Re: Hive Custom UDF evaluate behavior when @UDFType is set

2018-04-10 Thread Jason Dere
Might have to do with constant propagation because the function was listed as 
deterministic. You can try logging the stack trace during execution and pasting 
both stack traces here, may help give more clues as to what is going on.



From: PradeepKumar Yadav 
Sent: Monday, April 9, 2018 11:35 PM
To: user@hive.apache.org
Subject: Hive Custom UDF evaluate behavior when @UDFType is set

Hi,
Recently while creating a custom generic hive UDF I came across 
a different behavior for the Evaluate method. The custom UDF had a logic to 
increment the counter and write it to a file. Now when I execute it directly 
without involving any table it always returns an extra count i.e. 2.
Now when I added some logs to inside the evaluate method I 
observed that the logs (sysout) were printed twice. Now on further research I 
came across the @UDFType annotation and found out that if we do not provide 
this annotation in our custom UDF, default value is deterministic true.
When I provide this annotation in my custom UDF and set 
@UDFType( deterministic = false ), I observed that my logs were printed only 
once and my UDF was returning the accurate count i.e. 1 therefore implying my 
evaluate was called only once when @UDFType( deterministic = false ).
Now I wanted to understand what is the connection between 
@UDFType and Evaluate method when UDF is invoked directly without a table.

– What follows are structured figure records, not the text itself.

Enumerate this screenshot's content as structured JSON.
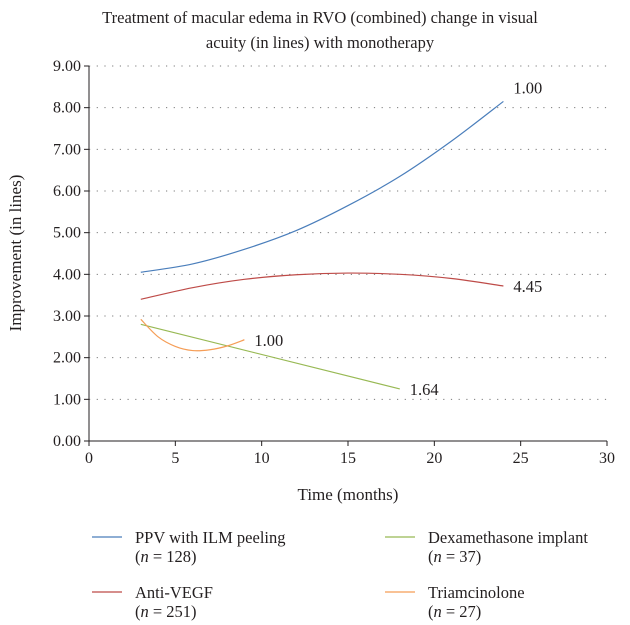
{
  "chart_data": {
    "type": "line",
    "title_lines": [
      "Treatment of macular edema in RVO (combined) change in visual",
      "acuity (in lines) with monotherapy"
    ],
    "xlabel": "Time (months)",
    "ylabel": "Improvement (in lines)",
    "xlim": [
      0,
      30
    ],
    "ylim": [
      0,
      9
    ],
    "xticks": [
      "0",
      "5",
      "10",
      "15",
      "20",
      "25",
      "30"
    ],
    "yticks": [
      "0.00",
      "1.00",
      "2.00",
      "3.00",
      "4.00",
      "5.00",
      "6.00",
      "7.00",
      "8.00",
      "9.00"
    ],
    "grid": "horizontal-dotted",
    "legend_position": "bottom",
    "series": [
      {
        "name": "PPV with ILM peeling",
        "n_label": "128",
        "color": "#4a7ebb",
        "end_label": "1.00",
        "x": [
          3,
          6,
          9,
          12,
          15,
          18,
          21,
          24
        ],
        "y": [
          4.05,
          4.25,
          4.6,
          5.05,
          5.65,
          6.35,
          7.2,
          8.15
        ]
      },
      {
        "name": "Anti-VEGF",
        "n_label": "251",
        "color": "#be4b48",
        "end_label": "4.45",
        "x": [
          3,
          6,
          9,
          12,
          15,
          18,
          21,
          24
        ],
        "y": [
          3.4,
          3.68,
          3.88,
          3.99,
          4.03,
          4.0,
          3.9,
          3.72
        ]
      },
      {
        "name": "Dexamethasone implant",
        "n_label": "37",
        "color": "#98b954",
        "end_label": "1.64",
        "x": [
          3,
          18
        ],
        "y": [
          2.8,
          1.25
        ]
      },
      {
        "name": "Triamcinolone",
        "n_label": "27",
        "color": "#f59d56",
        "end_label": "1.00",
        "x": [
          3,
          4,
          5,
          6,
          7,
          8,
          9
        ],
        "y": [
          2.92,
          2.5,
          2.27,
          2.17,
          2.19,
          2.28,
          2.43
        ]
      }
    ]
  }
}
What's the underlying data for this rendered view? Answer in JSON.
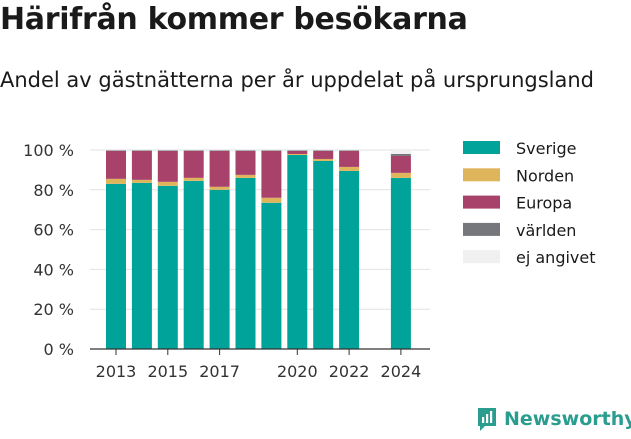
{
  "title": "Härifrån kommer besökarna",
  "subtitle": "Andel av gästnätterna per år uppdelat på ursprungsland",
  "brand": "Newsworthy",
  "chart_data": {
    "type": "bar",
    "stacked": true,
    "years": [
      2013,
      2014,
      2015,
      2016,
      2017,
      2018,
      2019,
      2020,
      2021,
      2022,
      2024
    ],
    "ylim": [
      0,
      100
    ],
    "yticks": [
      0,
      20,
      40,
      60,
      80,
      100
    ],
    "ytick_labels": [
      "0 %",
      "20 %",
      "40 %",
      "60 %",
      "80 %",
      "100 %"
    ],
    "xticks": [
      2013,
      2015,
      2017,
      2020,
      2022,
      2024
    ],
    "grid": true,
    "legend_position": "right",
    "series": [
      {
        "name": "Sverige",
        "color": "#00a399",
        "values": [
          83,
          83.5,
          82,
          84.5,
          80,
          86,
          73.5,
          97.5,
          94.5,
          89.5,
          86
        ]
      },
      {
        "name": "Norden",
        "color": "#dfb55b",
        "values": [
          2.5,
          1.5,
          2,
          1.5,
          1.5,
          1.5,
          2.5,
          0.5,
          1,
          2,
          2.5
        ]
      },
      {
        "name": "Europa",
        "color": "#a8426b",
        "values": [
          14,
          14.5,
          15.5,
          13.5,
          18,
          12,
          23.5,
          1.5,
          4,
          8,
          8.5
        ]
      },
      {
        "name": "världen",
        "color": "#76777c",
        "values": [
          0.3,
          0.3,
          0.3,
          0.3,
          0.3,
          0.3,
          0.3,
          0.3,
          0.3,
          0.3,
          1
        ]
      },
      {
        "name": "ej angivet",
        "color": "#f0f0f0",
        "values": [
          0.2,
          0.2,
          0.2,
          0.2,
          0.2,
          0.2,
          0.2,
          0.2,
          0.2,
          0.2,
          2
        ]
      }
    ]
  }
}
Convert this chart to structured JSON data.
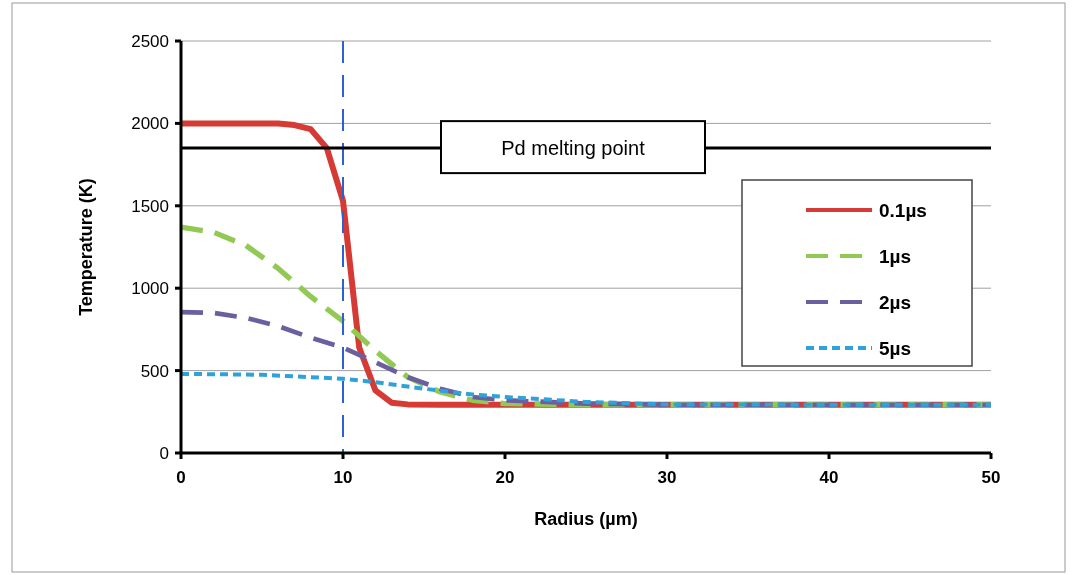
{
  "chart_data": {
    "type": "line",
    "xlabel": "Radius (µm)",
    "ylabel": "Temperature (K)",
    "xlim": [
      0,
      50
    ],
    "xticks": [
      0,
      10,
      20,
      30,
      40,
      50
    ],
    "ylim": [
      0,
      2500
    ],
    "yticks": [
      0,
      500,
      1000,
      1500,
      2000,
      2500
    ],
    "grid": "y",
    "legend": "right",
    "series": [
      {
        "name": "0.1µs",
        "color": "#d63a35",
        "line_style": "solid",
        "x": [
          0,
          2,
          4,
          6,
          7,
          8,
          9,
          10,
          11,
          12,
          13,
          14,
          16,
          20,
          30,
          40,
          50
        ],
        "values": [
          2000,
          2000,
          2000,
          2000,
          1990,
          1965,
          1850,
          1530,
          640,
          380,
          305,
          295,
          293,
          293,
          293,
          293,
          293
        ]
      },
      {
        "name": "1µs",
        "color": "#92c955",
        "line_style": "dashed",
        "x": [
          0,
          2,
          4,
          6,
          8,
          10,
          12,
          14,
          16,
          18,
          20,
          25,
          30,
          40,
          50
        ],
        "values": [
          1370,
          1340,
          1260,
          1120,
          950,
          800,
          620,
          460,
          370,
          320,
          300,
          293,
          293,
          293,
          293
        ]
      },
      {
        "name": "2µs",
        "color": "#6b5fa0",
        "line_style": "dashed",
        "x": [
          0,
          2,
          4,
          6,
          8,
          10,
          12,
          14,
          16,
          18,
          20,
          25,
          30,
          40,
          50
        ],
        "values": [
          855,
          850,
          820,
          770,
          700,
          640,
          550,
          460,
          390,
          340,
          320,
          300,
          293,
          293,
          293
        ]
      },
      {
        "name": "5µs",
        "color": "#2fa3d9",
        "line_style": "dotted",
        "x": [
          0,
          5,
          8,
          10,
          12,
          15,
          18,
          20,
          25,
          30,
          40,
          50
        ],
        "values": [
          480,
          475,
          460,
          450,
          430,
          390,
          355,
          340,
          310,
          295,
          293,
          293
        ]
      }
    ],
    "ref_lines": [
      {
        "axis": "x",
        "value": 10,
        "color": "#2a62d6",
        "line_style": "dashed"
      },
      {
        "axis": "y",
        "value": 1850,
        "label": "Pd melting point",
        "color": "#000000",
        "line_style": "solid"
      }
    ]
  }
}
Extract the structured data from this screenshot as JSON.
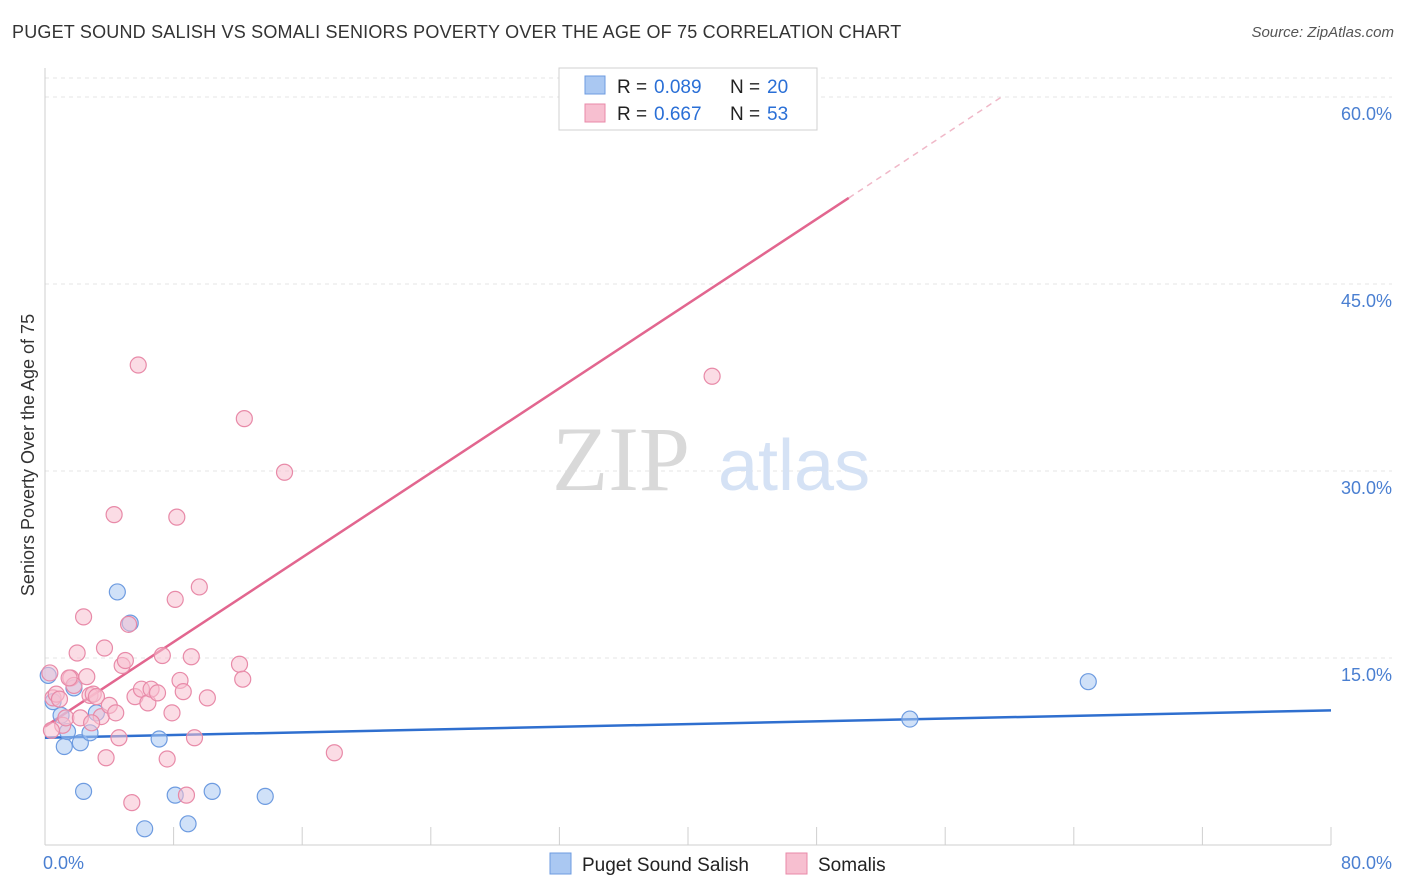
{
  "title": "PUGET SOUND SALISH VS SOMALI SENIORS POVERTY OVER THE AGE OF 75 CORRELATION CHART",
  "source": "Source: ZipAtlas.com",
  "watermark": {
    "zip": "ZIP",
    "atlas": "atlas"
  },
  "colors": {
    "blue_fill": "#aac8f2",
    "blue_stroke": "#6d9be0",
    "blue_line": "#2f6fcf",
    "pink_fill": "#f7bfd0",
    "pink_stroke": "#e88aa8",
    "pink_line": "#e2668f",
    "tick": "#4a7fd1",
    "grid": "#e4e4e4"
  },
  "legend": {
    "r_label": "R =",
    "n_label": "N =",
    "rows": [
      {
        "series": "Puget Sound Salish",
        "r": "0.089",
        "n": "20"
      },
      {
        "series": "Somalis",
        "r": "0.667",
        "n": "53"
      }
    ]
  },
  "chart_data": {
    "type": "scatter",
    "title": "PUGET SOUND SALISH VS SOMALI SENIORS POVERTY OVER THE AGE OF 75 CORRELATION CHART",
    "xlabel": "",
    "ylabel": "Seniors Poverty Over the Age of 75",
    "xlim": [
      0,
      80
    ],
    "ylim": [
      0,
      60
    ],
    "x_tick_labels": [
      "0.0%",
      "80.0%"
    ],
    "y_ticks": [
      {
        "value": 15,
        "label": "15.0%"
      },
      {
        "value": 30,
        "label": "30.0%"
      },
      {
        "value": 45,
        "label": "45.0%"
      },
      {
        "value": 60,
        "label": "60.0%"
      }
    ],
    "series": [
      {
        "name": "Puget Sound Salish",
        "color": "blue",
        "points": [
          [
            0.2,
            13.6
          ],
          [
            1.0,
            10.4
          ],
          [
            1.2,
            7.9
          ],
          [
            1.4,
            9.1
          ],
          [
            1.8,
            12.6
          ],
          [
            2.2,
            8.2
          ],
          [
            2.4,
            4.3
          ],
          [
            2.8,
            9.0
          ],
          [
            3.2,
            10.6
          ],
          [
            4.5,
            20.3
          ],
          [
            5.3,
            17.8
          ],
          [
            6.2,
            1.3
          ],
          [
            7.1,
            8.5
          ],
          [
            8.1,
            4.0
          ],
          [
            8.9,
            1.7
          ],
          [
            10.4,
            4.3
          ],
          [
            13.7,
            3.9
          ],
          [
            53.8,
            10.1
          ],
          [
            64.9,
            13.1
          ],
          [
            0.5,
            11.5
          ]
        ],
        "trend": {
          "x": [
            0,
            80
          ],
          "y": [
            8.6,
            10.8
          ]
        }
      },
      {
        "name": "Somalis",
        "color": "pink",
        "points": [
          [
            0.3,
            13.8
          ],
          [
            0.5,
            11.8
          ],
          [
            0.7,
            12.1
          ],
          [
            0.9,
            11.7
          ],
          [
            1.1,
            9.6
          ],
          [
            1.3,
            10.2
          ],
          [
            1.6,
            13.4
          ],
          [
            1.8,
            12.8
          ],
          [
            2.0,
            15.4
          ],
          [
            2.2,
            10.2
          ],
          [
            2.4,
            18.3
          ],
          [
            2.6,
            13.5
          ],
          [
            2.8,
            12.0
          ],
          [
            3.0,
            12.1
          ],
          [
            3.2,
            11.9
          ],
          [
            3.5,
            10.3
          ],
          [
            3.7,
            15.8
          ],
          [
            3.8,
            7.0
          ],
          [
            4.0,
            11.2
          ],
          [
            4.3,
            26.5
          ],
          [
            4.4,
            10.6
          ],
          [
            4.6,
            8.6
          ],
          [
            4.8,
            14.4
          ],
          [
            5.0,
            14.8
          ],
          [
            5.2,
            17.7
          ],
          [
            5.4,
            3.4
          ],
          [
            5.6,
            11.9
          ],
          [
            5.8,
            38.5
          ],
          [
            6.0,
            12.5
          ],
          [
            6.4,
            11.4
          ],
          [
            6.6,
            12.5
          ],
          [
            7.0,
            12.2
          ],
          [
            7.3,
            15.2
          ],
          [
            7.6,
            6.9
          ],
          [
            7.9,
            10.6
          ],
          [
            8.1,
            19.7
          ],
          [
            8.2,
            26.3
          ],
          [
            8.4,
            13.2
          ],
          [
            8.6,
            12.3
          ],
          [
            8.8,
            4.0
          ],
          [
            9.1,
            15.1
          ],
          [
            9.3,
            8.6
          ],
          [
            9.6,
            20.7
          ],
          [
            10.1,
            11.8
          ],
          [
            12.1,
            14.5
          ],
          [
            12.3,
            13.3
          ],
          [
            12.4,
            34.2
          ],
          [
            14.9,
            29.9
          ],
          [
            18.0,
            7.4
          ],
          [
            41.5,
            37.6
          ],
          [
            0.4,
            9.2
          ],
          [
            1.5,
            13.4
          ],
          [
            2.9,
            9.8
          ]
        ],
        "trend": {
          "x": [
            0,
            50
          ],
          "y": [
            9.5,
            51.9
          ]
        },
        "trend_dashed": {
          "x": [
            50,
            59.5
          ],
          "y": [
            51.9,
            60.0
          ]
        }
      }
    ]
  }
}
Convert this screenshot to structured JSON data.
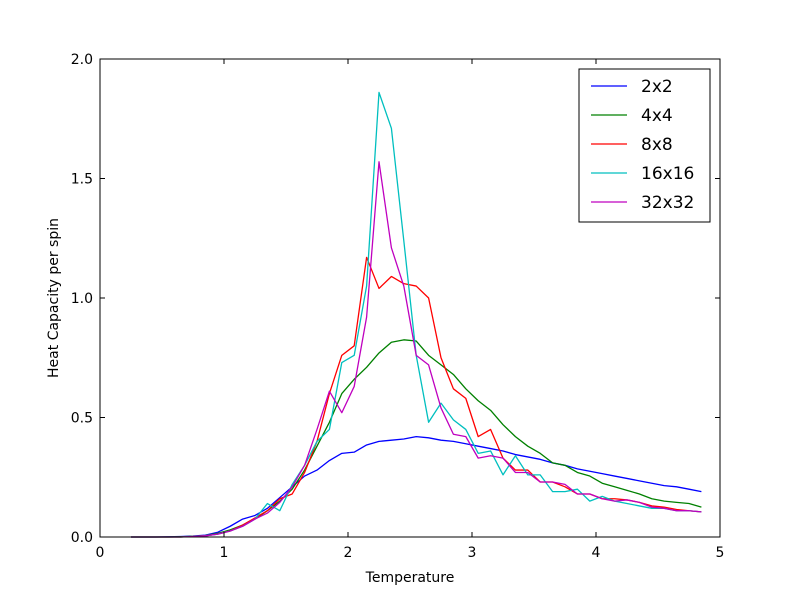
{
  "chart_data": {
    "type": "line",
    "title": "",
    "xlabel": "Temperature",
    "ylabel": "Heat Capacity per spin",
    "xlim": [
      0,
      5
    ],
    "ylim": [
      0,
      2.0
    ],
    "xticks": [
      0,
      1,
      2,
      3,
      4,
      5
    ],
    "xtick_labels": [
      "0",
      "1",
      "2",
      "3",
      "4",
      "5"
    ],
    "yticks": [
      0,
      0.5,
      1.0,
      1.5,
      2.0
    ],
    "ytick_labels": [
      "0.0",
      "0.5",
      "1.0",
      "1.5",
      "2.0"
    ],
    "grid": false,
    "legend_position": "top-right",
    "x": [
      0.25,
      0.35,
      0.45,
      0.55,
      0.65,
      0.75,
      0.85,
      0.95,
      1.05,
      1.15,
      1.25,
      1.35,
      1.45,
      1.55,
      1.65,
      1.75,
      1.85,
      1.95,
      2.05,
      2.15,
      2.25,
      2.35,
      2.45,
      2.55,
      2.65,
      2.75,
      2.85,
      2.95,
      3.05,
      3.15,
      3.25,
      3.35,
      3.45,
      3.55,
      3.65,
      3.75,
      3.85,
      3.95,
      4.05,
      4.15,
      4.25,
      4.35,
      4.45,
      4.55,
      4.65,
      4.75,
      4.85
    ],
    "series": [
      {
        "name": "2x2",
        "color": "#0000ff",
        "values": [
          0.0,
          0.0,
          0.0,
          0.001,
          0.002,
          0.004,
          0.008,
          0.02,
          0.045,
          0.075,
          0.09,
          0.12,
          0.165,
          0.21,
          0.255,
          0.28,
          0.32,
          0.35,
          0.355,
          0.385,
          0.4,
          0.405,
          0.41,
          0.42,
          0.415,
          0.405,
          0.4,
          0.39,
          0.38,
          0.37,
          0.36,
          0.345,
          0.335,
          0.325,
          0.31,
          0.3,
          0.285,
          0.275,
          0.265,
          0.255,
          0.245,
          0.235,
          0.225,
          0.215,
          0.21,
          0.2,
          0.19
        ]
      },
      {
        "name": "4x4",
        "color": "#008000",
        "values": [
          0.0,
          0.0,
          0.0,
          0.0,
          0.001,
          0.003,
          0.006,
          0.015,
          0.03,
          0.05,
          0.075,
          0.11,
          0.15,
          0.2,
          0.28,
          0.38,
          0.48,
          0.6,
          0.66,
          0.71,
          0.77,
          0.815,
          0.825,
          0.82,
          0.76,
          0.72,
          0.68,
          0.62,
          0.57,
          0.53,
          0.47,
          0.42,
          0.38,
          0.35,
          0.31,
          0.3,
          0.27,
          0.255,
          0.225,
          0.21,
          0.195,
          0.18,
          0.16,
          0.15,
          0.145,
          0.14,
          0.125
        ]
      },
      {
        "name": "8x8",
        "color": "#ff0000",
        "values": [
          0.0,
          0.0,
          0.0,
          0.0,
          0.0,
          0.002,
          0.005,
          0.012,
          0.025,
          0.05,
          0.08,
          0.11,
          0.16,
          0.18,
          0.27,
          0.4,
          0.6,
          0.76,
          0.8,
          1.17,
          1.04,
          1.09,
          1.06,
          1.05,
          1.0,
          0.75,
          0.62,
          0.58,
          0.42,
          0.45,
          0.33,
          0.28,
          0.28,
          0.23,
          0.23,
          0.21,
          0.18,
          0.18,
          0.16,
          0.16,
          0.155,
          0.145,
          0.13,
          0.125,
          0.115,
          0.11,
          0.105
        ]
      },
      {
        "name": "16x16",
        "color": "#00bfbf",
        "values": [
          0.0,
          0.0,
          0.0,
          0.0,
          0.0,
          0.002,
          0.005,
          0.012,
          0.025,
          0.045,
          0.075,
          0.14,
          0.11,
          0.22,
          0.3,
          0.4,
          0.45,
          0.73,
          0.76,
          1.05,
          1.86,
          1.71,
          1.24,
          0.76,
          0.48,
          0.56,
          0.49,
          0.45,
          0.35,
          0.36,
          0.26,
          0.34,
          0.26,
          0.26,
          0.19,
          0.19,
          0.2,
          0.15,
          0.17,
          0.15,
          0.14,
          0.13,
          0.12,
          0.12,
          0.11,
          0.11,
          0.105
        ]
      },
      {
        "name": "32x32",
        "color": "#bf00bf",
        "values": [
          0.0,
          0.0,
          0.0,
          0.0,
          0.0,
          0.002,
          0.005,
          0.012,
          0.025,
          0.045,
          0.075,
          0.1,
          0.145,
          0.21,
          0.3,
          0.45,
          0.61,
          0.52,
          0.63,
          0.92,
          1.57,
          1.21,
          1.05,
          0.76,
          0.72,
          0.54,
          0.43,
          0.42,
          0.33,
          0.34,
          0.33,
          0.27,
          0.27,
          0.23,
          0.23,
          0.22,
          0.18,
          0.18,
          0.16,
          0.15,
          0.155,
          0.145,
          0.125,
          0.12,
          0.11,
          0.11,
          0.105
        ]
      }
    ]
  }
}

Note : When I invoke my UDF on a table I get the appropriate 
count even with @UDFType( deterministic = true ).

Thanks in advance. :)
Regards,
PradeepKumar Yadav


Hive Custom UDF evaluate behavior when @UDFType is set

2018-04-10 Thread PradeepKumar Yadav
Hi,
Recently while creating a custom generic hive UDF I came across 
a different behavior for the Evaluate method. The custom UDF had a logic to 
increment the counter and write it to a file. Now when I execute it directly 
without involving any table it always returns an extra count i.e. 2.
Now when I added some logs to inside the evaluate method I 
observed that the logs (sysout) were printed twice. Now on further research I 
came across the @UDFType annotation and found out that if we do not provide 
this annotation in our custom UDF, default value is deterministic true.
When I provide this annotation in my custom UDF and set 
@UDFType( deterministic = false ), I observed that my logs were printed only 
once and my UDF was returning the accurate count i.e. 1 therefore implying my 
evaluate was called only once when @UDFType( deterministic = false ).
Now I wanted to understand what is the connection between 
@UDFType and Evaluate method when UDF is invoked directly without a table.

Note : When I invoke my UDF on a table I get the appropriate 
count even with @UDFType( deterministic = true ).

Thanks in advance. :)
Regards,
PradeepKumar Yadav